Niklas Tarnat

Personal information
- Date of birth: 26 May 1998 (age 28)
- Place of birth: Solingen, Germany
- Height: 1.79 m (5 ft 10 in)
- Position: Midfielder

Team information
- Current team: SV Sandhausen
- Number: 6

Youth career
- 0000–2009: Rot-Weiss Essen
- 2009–2017: Bayern Munich

Senior career*
- Years: Team / Apps / (Gls)
- 2017: Bayern Munich II / 13 / (0)
- 2018–2021: Hannover 96 II / 62 / (2)
- 2020–2021: Hannover 96 / 2 / (0)
- 2021–2023: Rot-Weiss Essen / 57 / (0)
- 2023–2024: TSV 1860 Munich / 12 / (0)
- 2024–2025: SGV Freiberg / 32 / (2)
- 2025–: SV Sandhausen / 40 / (2)

= Niklas Tarnat =

German footballer (born 1998)

Niklas Tarnat (born 26 May 1998) is a German professional footballer who plays as a midfielder for SV Sandhausen.

==Career==
Tarnat made his professional debut for Hannover 96 in the 2. Bundesliga on 3 January 2021, coming on as a substitute in the 88th minute for Dominik Kaiser against SV Sandhausen. The home match finished as a 4–0 win for Hannover. He left the club ahead of the 2021–22 season.

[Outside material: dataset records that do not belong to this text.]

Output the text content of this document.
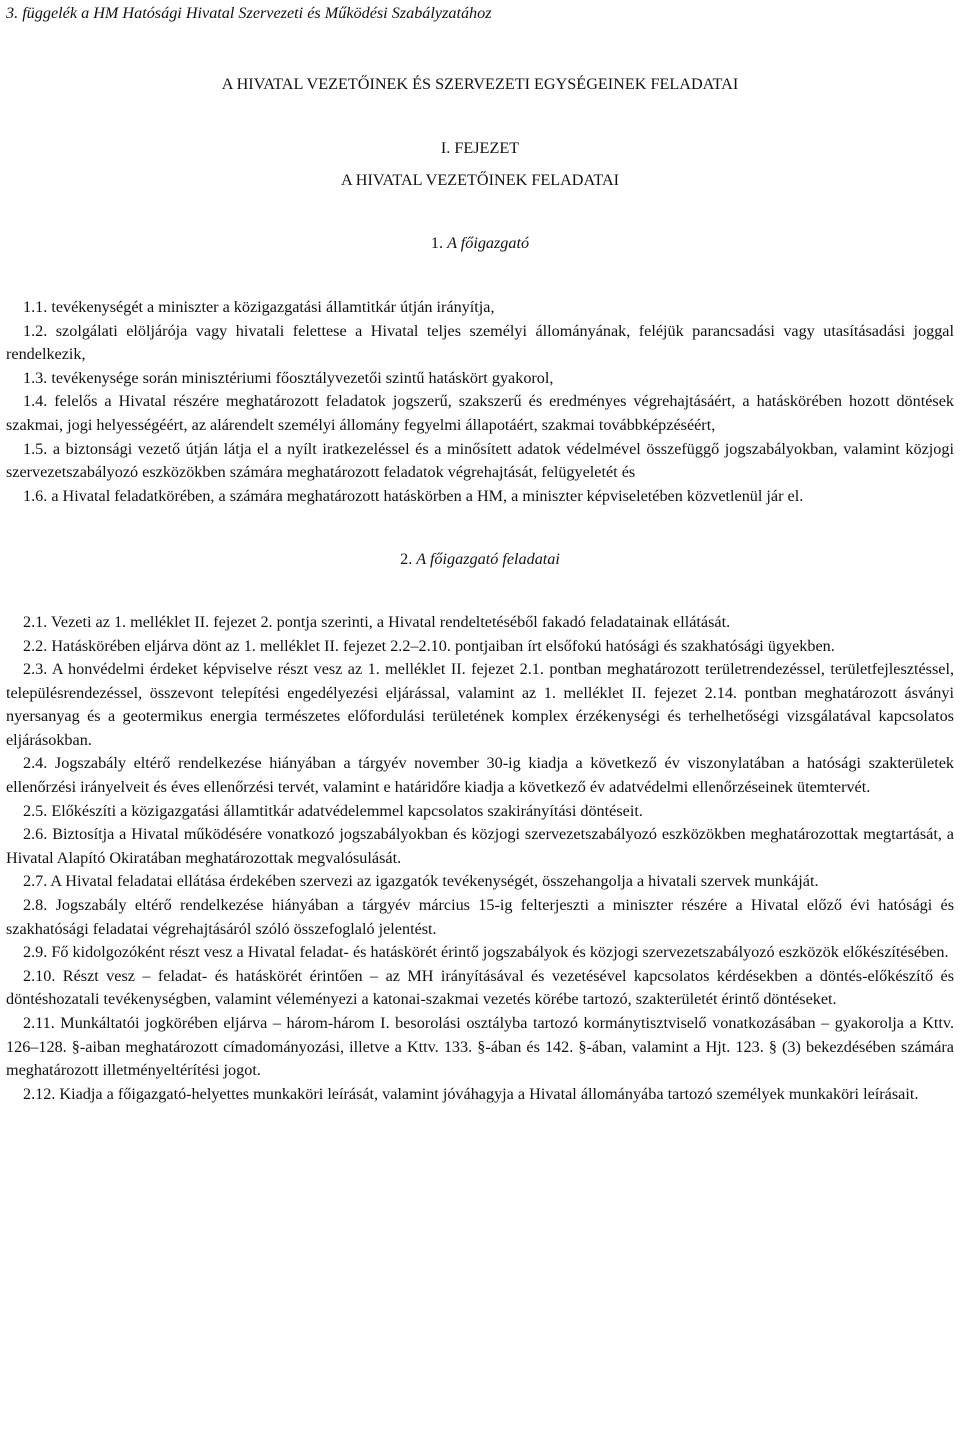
3. függelék a HM Hatósági Hivatal Szervezeti és Működési Szabályzatához

A HIVATAL VEZETŐINEK ÉS SZERVEZETI EGYSÉGEINEK FELADATAI

I. FEJEZET

A HIVATAL VEZETŐINEK FELADATAI

1. A főigazgató

1.1. tevékenységét a miniszter a közigazgatási államtitkár útján irányítja,

1.2. szolgálati elöljárója vagy hivatali felettese a Hivatal teljes személyi állományának, feléjük parancsadási vagy utasításadási joggal rendelkezik,

1.3. tevékenysége során minisztériumi főosztályvezetői szintű hatáskört gyakorol,

1.4. felelős a Hivatal részére meghatározott feladatok jogszerű, szakszerű és eredményes végrehajtásáért, a hatáskörében hozott döntések szakmai, jogi helyességéért, az alárendelt személyi állomány fegyelmi állapotáért, szakmai továbbképzéséért,

1.5. a biztonsági vezető útján látja el a nyílt iratkezeléssel és a minősített adatok védelmével összefüggő jogszabályokban, valamint közjogi szervezetszabályozó eszközökben számára meghatározott feladatok végrehajtását, felügyeletét és

1.6. a Hivatal feladatkörében, a számára meghatározott hatáskörben a HM, a miniszter képviseletében közvetlenül jár el.

2. A főigazgató feladatai

2.1. Vezeti az 1. melléklet II. fejezet 2. pontja szerinti, a Hivatal rendeltetéséből fakadó feladatainak ellátását.

2.2. Hatáskörében eljárva dönt az 1. melléklet II. fejezet 2.2–2.10. pontjaiban írt elsőfokú hatósági és szakhatósági ügyekben.

2.3. A honvédelmi érdeket képviselve részt vesz az 1. melléklet II. fejezet 2.1. pontban meghatározott területrendezéssel, területfejlesztéssel, településrendezéssel, összevont telepítési engedélyezési eljárással, valamint az 1. melléklet II. fejezet 2.14. pontban meghatározott ásványi nyersanyag és a geotermikus energia természetes előfordulási területének komplex érzékenységi és terhelhetőségi vizsgálatával kapcsolatos eljárásokban.

2.4. Jogszabály eltérő rendelkezése hiányában a tárgyév november 30-ig kiadja a következő év viszonylatában a hatósági szakterületek ellenőrzési irányelveit és éves ellenőrzési tervét, valamint e határidőre kiadja a következő év adatvédelmi ellenőrzéseinek ütemtervét.

2.5. Előkészíti a közigazgatási államtitkár adatvédelemmel kapcsolatos szakirányítási döntéseit.

2.6. Biztosítja a Hivatal működésére vonatkozó jogszabályokban és közjogi szervezetszabályozó eszközökben meghatározottak megtartását, a Hivatal Alapító Okiratában meghatározottak megvalósulását.

2.7. A Hivatal feladatai ellátása érdekében szervezi az igazgatók tevékenységét, összehangolja a hivatali szervek munkáját.

2.8. Jogszabály eltérő rendelkezése hiányában a tárgyév március 15-ig felterjeszti a miniszter részére a Hivatal előző évi hatósági és szakhatósági feladatai végrehajtásáról szóló összefoglaló jelentést.

2.9. Fő kidolgozóként részt vesz a Hivatal feladat- és hatáskörét érintő jogszabályok és közjogi szervezetszabályozó eszközök előkészítésében.

2.10. Részt vesz – feladat- és hatáskörét érintően – az MH irányításával és vezetésével kapcsolatos kérdésekben a döntés-előkészítő és döntéshozatali tevékenységben, valamint véleményezi a katonai-szakmai vezetés körébe tartozó, szakterületét érintő döntéseket.

2.11. Munkáltatói jogkörében eljárva – három-három I. besorolási osztályba tartozó kormánytisztviselő vonatkozásában – gyakorolja a Kttv. 126–128. §-aiban meghatározott címadományozási, illetve a Kttv. 133. §-ában és 142. §-ában, valamint a Hjt. 123. § (3) bekezdésében számára meghatározott illetményeltérítési jogot.

2.12. Kiadja a főigazgató-helyettes munkaköri leírását, valamint jóváhagyja a Hivatal állományába tartozó személyek munkaköri leírásait.
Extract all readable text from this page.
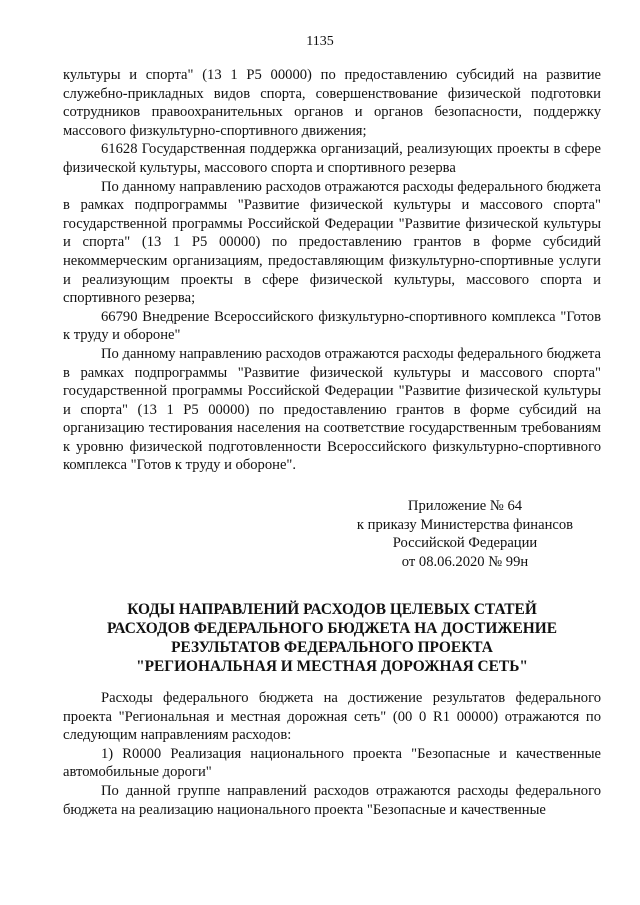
1135

культуры и спорта" (13 1 Р5 00000) по предоставлению субсидий на развитие служебно-прикладных видов спорта, совершенствование физической подготовки сотрудников правоохранительных органов и органов безопасности, поддержку массового физкультурно-спортивного движения;

61628 Государственная поддержка организаций, реализующих проекты в сфере физической культуры, массового спорта и спортивного резерва

По данному направлению расходов отражаются расходы федерального бюджета в рамках подпрограммы "Развитие физической культуры и массового спорта" государственной программы Российской Федерации "Развитие физической культуры и спорта" (13 1 Р5 00000) по предоставлению грантов в форме субсидий некоммерческим организациям, предоставляющим физкультурно-спортивные услуги и реализующим проекты в сфере физической культуры, массового спорта и спортивного резерва;

66790 Внедрение Всероссийского физкультурно-спортивного комплекса "Готов к труду и обороне"

По данному направлению расходов отражаются расходы федерального бюджета в рамках подпрограммы "Развитие физической культуры и массового спорта" государственной программы Российской Федерации "Развитие физической культуры и спорта" (13 1 Р5 00000) по предоставлению грантов в форме субсидий на организацию тестирования населения на соответствие государственным требованиям к уровню физической подготовленности Всероссийского физкультурно-спортивного комплекса "Готов к труду и обороне".

Приложение № 64
к приказу Министерства финансов
Российской Федерации
от 08.06.2020 № 99н
КОДЫ НАПРАВЛЕНИЙ РАСХОДОВ ЦЕЛЕВЫХ СТАТЕЙ
РАСХОДОВ ФЕДЕРАЛЬНОГО БЮДЖЕТА НА ДОСТИЖЕНИЕ
РЕЗУЛЬТАТОВ ФЕДЕРАЛЬНОГО ПРОЕКТА
"РЕГИОНАЛЬНАЯ И МЕСТНАЯ ДОРОЖНАЯ СЕТЬ"

Расходы федерального бюджета на достижение результатов федерального проекта "Региональная и местная дорожная сеть" (00 0 R1 00000) отражаются по следующим направлениям расходов:

1) R0000 Реализация национального проекта "Безопасные и качественные автомобильные дороги"

По данной группе направлений расходов отражаются расходы федерального бюджета на реализацию национального проекта "Безопасные и качественные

On 21 July 2023, Tarnat signed with 3. Liga club TSV 1860 Munich. He started the 2023–24 season with an appearance against 1. FC Stockheim in the Bavarian Cup.

On 12 June 2025, Tarnat signed with Regionalliga Südwest club SV Sandhausen.

==Personal life==
Tarnat is the son of former Germany national team player Michael Tarnat.